NAM: White House CEQ Pilot Advances Manufacturers’ Permitting Priorities
The White House Council on Environmental Quality’s Permitting Innovation Center launched its CE Works tool, a new pilot program aimed to speed up the environmental permitting process, this week.
How it works: “CE Works provides agencies with a digital pathway to apply categorical exclusions under [the National Environmental Policy Act]. Agency staff can use the platform to select an appropriate CE, collaborate among resource experts within the agency, route the determination for approval and generate a record for publication,” according to the White House.
- CEQ will work with the Bureau of Land Management’s Moab Field Office in Utah for its first field test of the tool, with other partnerships expected soon.
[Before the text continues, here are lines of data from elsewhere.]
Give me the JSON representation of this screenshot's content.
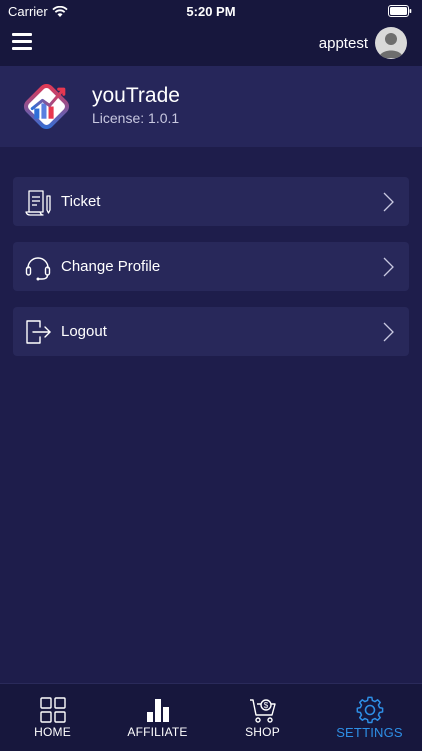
{
  "status_bar": {
    "carrier": "Carrier",
    "time": "5:20 PM"
  },
  "top_bar": {
    "username": "apptest"
  },
  "app": {
    "name": "youTrade",
    "license": "License: 1.0.1"
  },
  "menu": {
    "items": [
      {
        "label": "Ticket",
        "icon": "ticket-icon"
      },
      {
        "label": "Change Profile",
        "icon": "headset-icon"
      },
      {
        "label": "Logout",
        "icon": "logout-icon"
      }
    ]
  },
  "tabs": [
    {
      "label": "HOME",
      "icon": "grid-icon"
    },
    {
      "label": "AFFILIATE",
      "icon": "bar-chart-icon"
    },
    {
      "label": "SHOP",
      "icon": "cart-icon"
    },
    {
      "label": "SETTINGS",
      "icon": "gear-icon",
      "active": true
    }
  ],
  "colors": {
    "background": "#1e1d4b",
    "header": "#26265a",
    "accent": "#2e8fe6"
  }
}
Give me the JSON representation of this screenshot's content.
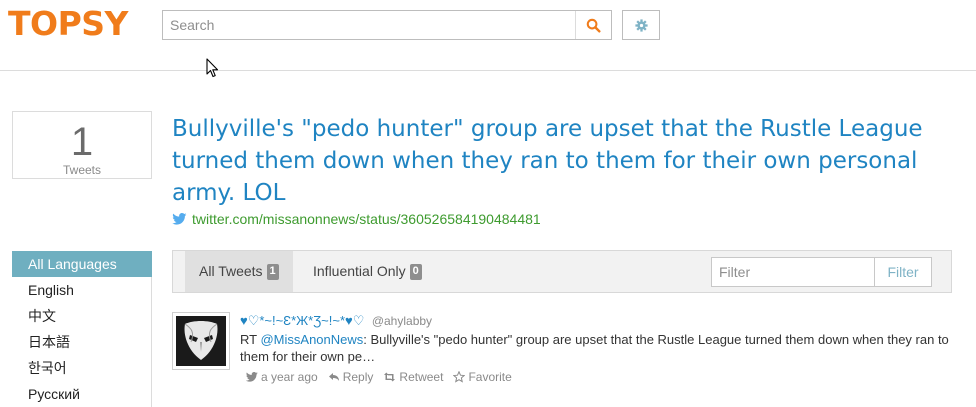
{
  "header": {
    "logo": "TOPSY",
    "search": {
      "placeholder": "Search",
      "value": ""
    },
    "icons": {
      "search": "search-icon",
      "settings": "gear-icon",
      "pointer": "mouse-pointer-icon"
    },
    "colors": {
      "brand": "#f07c1b",
      "search_icon": "#f07c1b",
      "settings_icon": "#7fb3c6"
    }
  },
  "count": {
    "value": "1",
    "label": "Tweets"
  },
  "headline": {
    "text": "Bullyville's \"pedo hunter\" group are upset that the Rustle League turned them down when they ran to them for their own personal army. LOL",
    "source": "twitter.com/missanonnews/status/360526584190484481",
    "source_icon": "twitter-bird-icon",
    "color": "#1f84c2",
    "source_color": "#3e9b2f"
  },
  "languages": {
    "items": [
      {
        "label": "All Languages",
        "active": true
      },
      {
        "label": "English",
        "active": false
      },
      {
        "label": "中文",
        "active": false
      },
      {
        "label": "日本語",
        "active": false
      },
      {
        "label": "한국어",
        "active": false
      },
      {
        "label": "Русский",
        "active": false
      }
    ],
    "active_color": "#6fafc0"
  },
  "tabs": {
    "items": [
      {
        "label": "All Tweets",
        "count": "1",
        "active": true
      },
      {
        "label": "Influential Only",
        "count": "0",
        "active": false
      }
    ],
    "filter": {
      "placeholder": "Filter",
      "button": "Filter"
    }
  },
  "tweet": {
    "author": "♥♡*~!~Ɛ*Ж*Ʒ~!~*♥♡",
    "handle": "@ahylabby",
    "text_prefix": "RT ",
    "mention": "@MissAnonNews",
    "text_rest": ": Bullyville's \"pedo hunter\" group are upset that the Rustle League turned them down when they ran to them for their own pe…",
    "avatar_icon": "mask-avatar-icon",
    "actions": {
      "time": "a year ago",
      "reply": "Reply",
      "retweet": "Retweet",
      "favorite": "Favorite"
    }
  }
}
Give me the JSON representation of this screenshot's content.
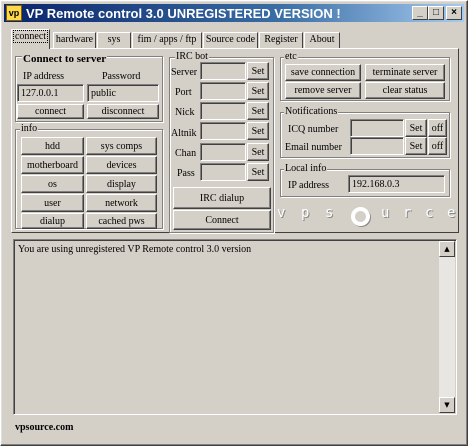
{
  "window": {
    "title": "VP Remote control 3.0  UNREGISTERED VERSION !"
  },
  "titlebar": {
    "minimize": "_",
    "maximize": "□",
    "close": "×"
  },
  "tabs": [
    {
      "label": "connect"
    },
    {
      "label": "hardware"
    },
    {
      "label": "sys"
    },
    {
      "label": "fim / apps / ftp"
    },
    {
      "label": "Source code"
    },
    {
      "label": "Register"
    },
    {
      "label": "About"
    }
  ],
  "connect_server": {
    "title": "Connect to server",
    "ip_label": "IP address",
    "password_label": "Password",
    "ip_value": "127.0.0.1",
    "password_value": "public",
    "connect": "connect",
    "disconnect": "disconnect"
  },
  "info": {
    "title": "info",
    "buttons": [
      [
        "hdd",
        "sys comps"
      ],
      [
        "motherboard",
        "devices"
      ],
      [
        "os",
        "display"
      ],
      [
        "user",
        "network"
      ],
      [
        "dialup",
        "cached pws"
      ]
    ]
  },
  "irc": {
    "title": "IRC bot",
    "rows": [
      {
        "label": "Server",
        "button": "Set"
      },
      {
        "label": "Port",
        "button": "Set"
      },
      {
        "label": "Nick",
        "button": "Set"
      },
      {
        "label": "Altnik",
        "button": "Set"
      },
      {
        "label": "Chan",
        "button": "Set"
      },
      {
        "label": "Pass",
        "button": "Set"
      }
    ],
    "dialup_button": "IRC dialup",
    "connect_button": "Connect"
  },
  "etc": {
    "title": "etc",
    "save_connection": "save connection",
    "terminate_server": "terminate server",
    "remove_server": "remove server",
    "clear_status": "clear status"
  },
  "notifications": {
    "title": "Notifications",
    "icq_label": "ICQ number",
    "email_label": "Email number",
    "set": "Set",
    "off": "off"
  },
  "local_info": {
    "title": "Local info",
    "ip_label": "IP address",
    "ip_value": "192.168.0.3"
  },
  "logo": {
    "letters": [
      "v",
      "p",
      "s",
      "",
      "u",
      "r",
      "c",
      "e"
    ]
  },
  "log": {
    "text": "You are using unregistered VP Remote control 3.0 version"
  },
  "footer": {
    "text": "vpsource.com"
  }
}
- “By leading agency field tests, CEQ is leveraging on-the-ground experience to advise agencies and promote the widespread adoption of digital solutions to bring speed and efficiency to the environmental review process,” the White House said.
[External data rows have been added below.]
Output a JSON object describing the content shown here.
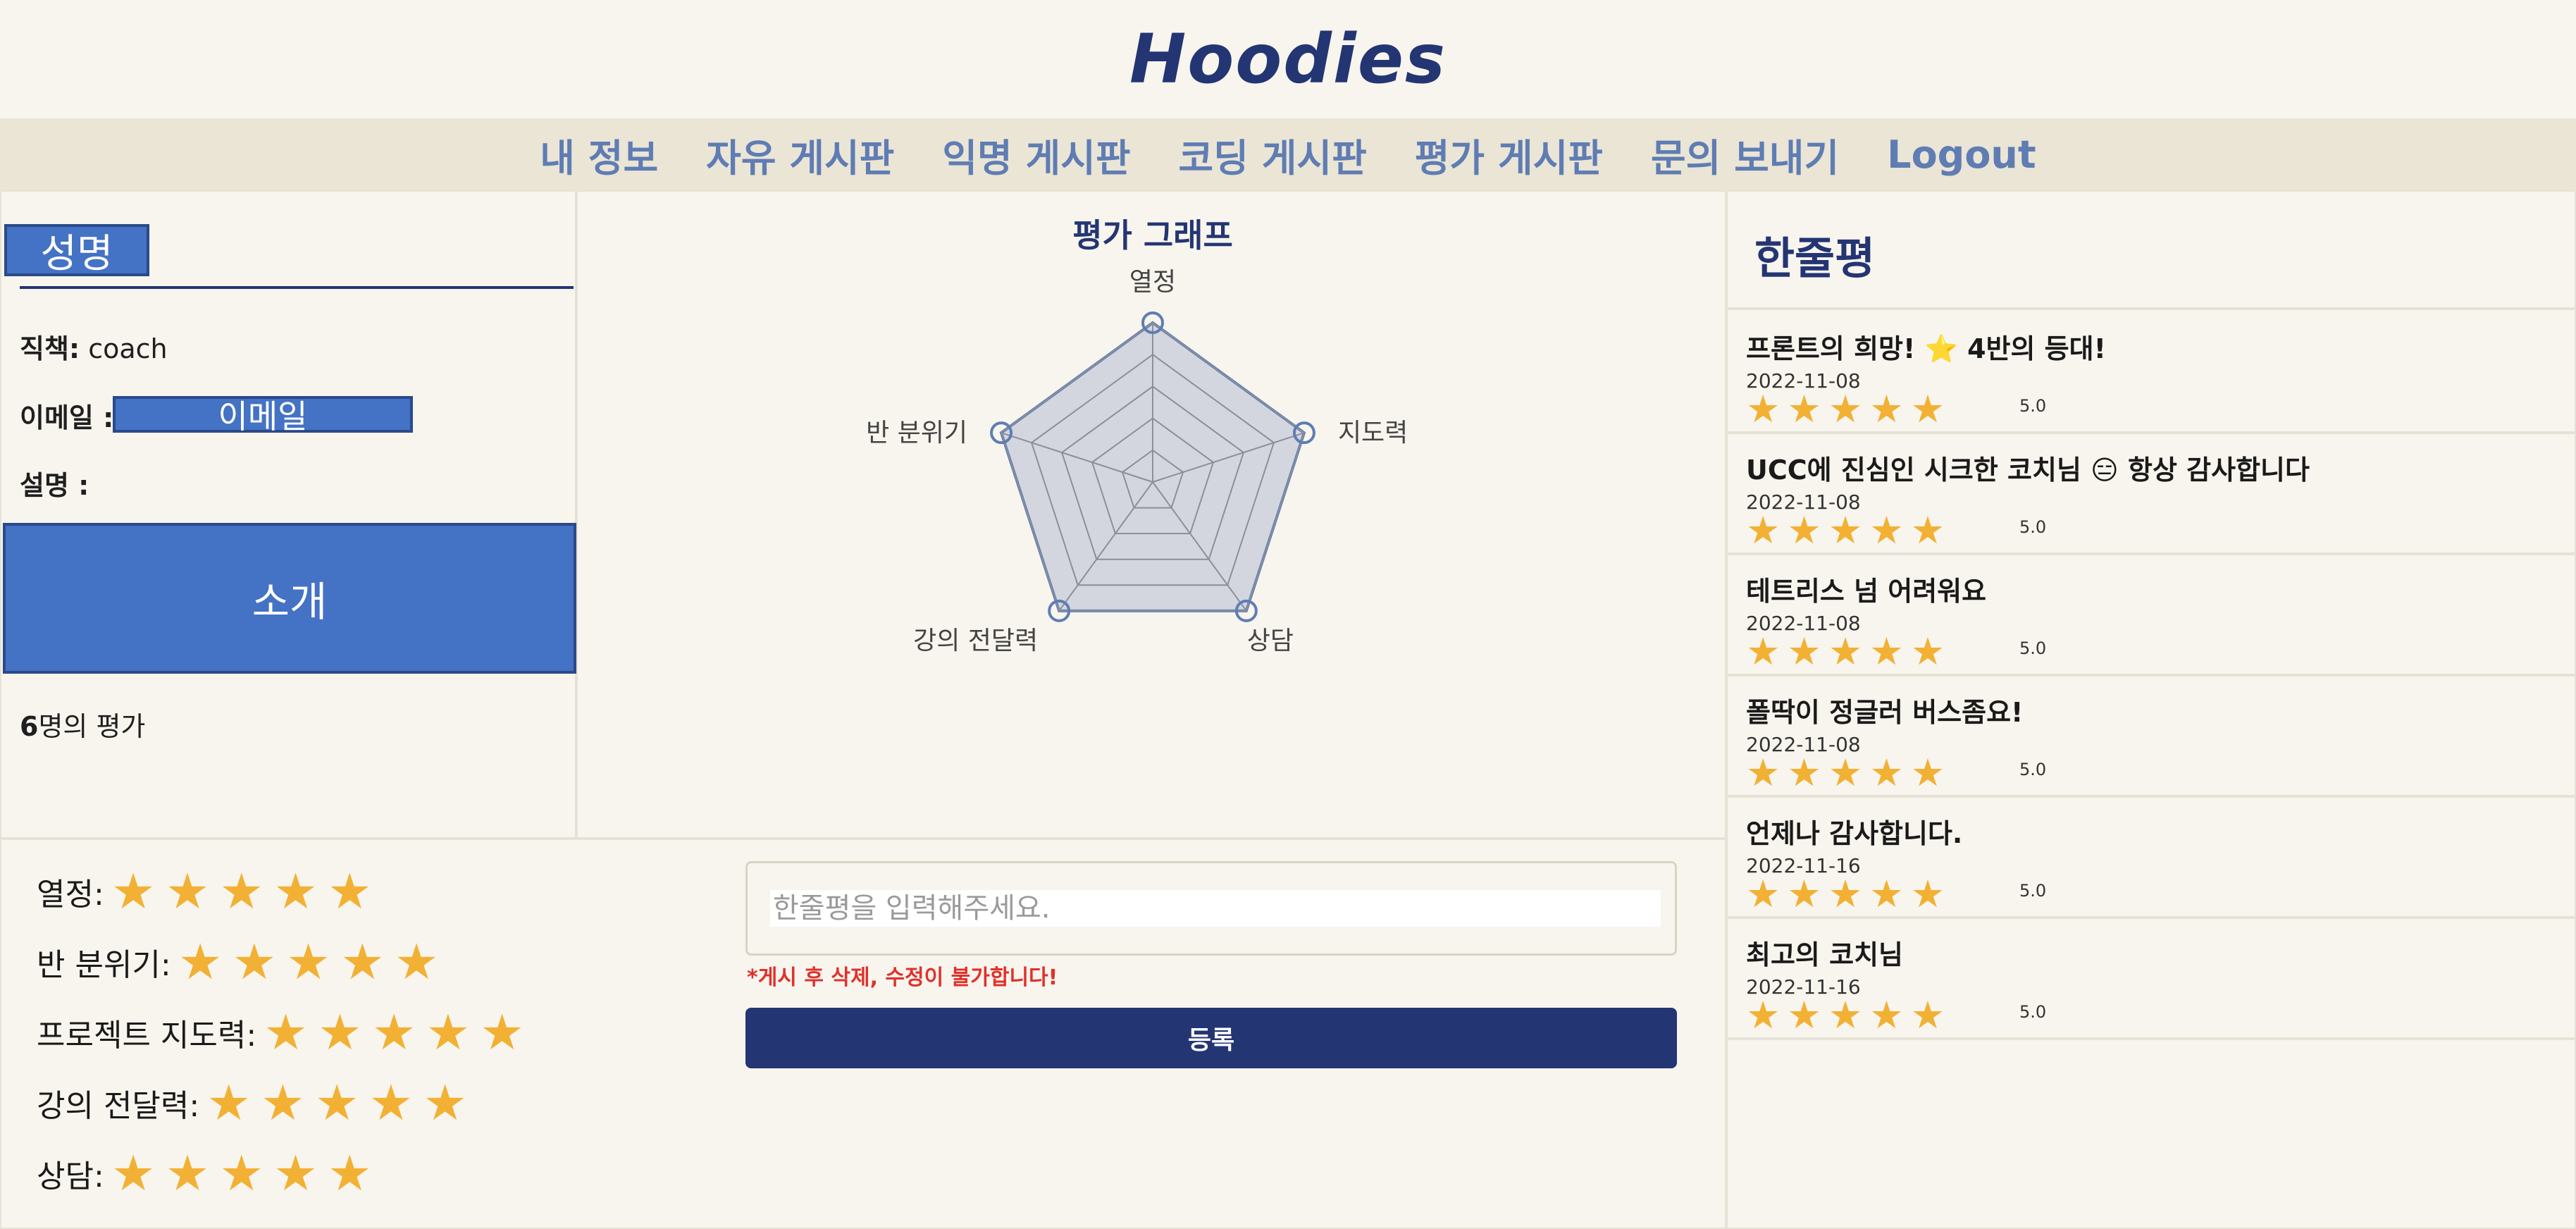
{
  "logo": "Hoodies",
  "nav": [
    "내 정보",
    "자유 게시판",
    "익명 게시판",
    "코딩 게시판",
    "평가 게시판",
    "문의 보내기",
    "Logout"
  ],
  "profile": {
    "name": "성명",
    "role_label": "직책:",
    "role_value": "coach",
    "email_label": "이메일 :",
    "email_value": "이메일",
    "desc_label": "설명 :",
    "intro": "소개",
    "rating_count": "6",
    "rating_count_suffix": "명의 평가"
  },
  "graph": {
    "title": "평가 그래프",
    "axes": [
      "열정",
      "지도력",
      "상담",
      "강의 전달력",
      "반 분위기"
    ],
    "values": [
      5,
      5,
      5,
      5,
      5
    ],
    "max": 5,
    "levels": 5,
    "fill": "#d3d6de",
    "stroke": "#5f7db3"
  },
  "reviews": {
    "title": "한줄평",
    "items": [
      {
        "text": "프론트의 희망! ⭐ 4반의 등대!",
        "date": "2022-11-08",
        "score": "5.0"
      },
      {
        "text": "UCC에 진심인 시크한 코치님 😑 항상 감사합니다",
        "date": "2022-11-08",
        "score": "5.0"
      },
      {
        "text": "테트리스 넘 어려워요",
        "date": "2022-11-08",
        "score": "5.0"
      },
      {
        "text": "폴딱이 정글러 버스좀요!",
        "date": "2022-11-08",
        "score": "5.0"
      },
      {
        "text": "언제나 감사합니다.",
        "date": "2022-11-16",
        "score": "5.0"
      },
      {
        "text": "최고의 코치님",
        "date": "2022-11-16",
        "score": "5.0"
      }
    ]
  },
  "ratings": [
    {
      "label": "열정:",
      "stars": 5
    },
    {
      "label": "반 분위기:",
      "stars": 5
    },
    {
      "label": "프로젝트 지도력:",
      "stars": 5
    },
    {
      "label": "강의 전달력:",
      "stars": 5
    },
    {
      "label": "상담:",
      "stars": 5
    }
  ],
  "review_form": {
    "placeholder": "한줄평을 입력해주세요.",
    "warning": "*게시 후 삭제, 수정이 불가합니다!",
    "submit": "등록"
  },
  "colors": {
    "accent": "#243573",
    "star": "#f2b134",
    "box": "#4472c4",
    "warning": "#e0312b"
  }
}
The NAM says: “Our government must cut the red tape to speed up manufacturers’ ability to put shovels in the ground, and a modern permitting system needs modern technology,” said NAM President and CEO Jay Timmons.
- “The White House CEQ’s CE Works pilot program offers a promising path to modernize and accelerate federal environmental reviews—an important step to efficiently implementing the National Environmental Policy Act by quickly helping agencies identify cases where time-consuming reviews are not necessary.”
- “Reforming NEPA is a key manufacturing priority and a core pillar of the NAM’s ‘Manufacturing’s Roadmap to AI and Energy Dominance .’ This tool provides agencies with a digital pathway to apply categorical exclusions under NEPA, and increasing the use of CATEX under NEPA—as our roadmap states—will ensure that critical energy and infrastructure projects can advance without unnecessary delays through unnecessary reviews.”
Working with Congress: “Comprehensive, commonsense permitting reform must get done this year to provide certainty for manufacturers,” Timmons emphasized.
- We look forward to continuing to work with Congress and the administration on commonsense priorities to improve the permitting process so America’s manufacturers can invest, grow jobs and compete on the global stage. We appreciate the White House CEQ for developing this innovative tool and taking this step toward meaningful permitting reform.”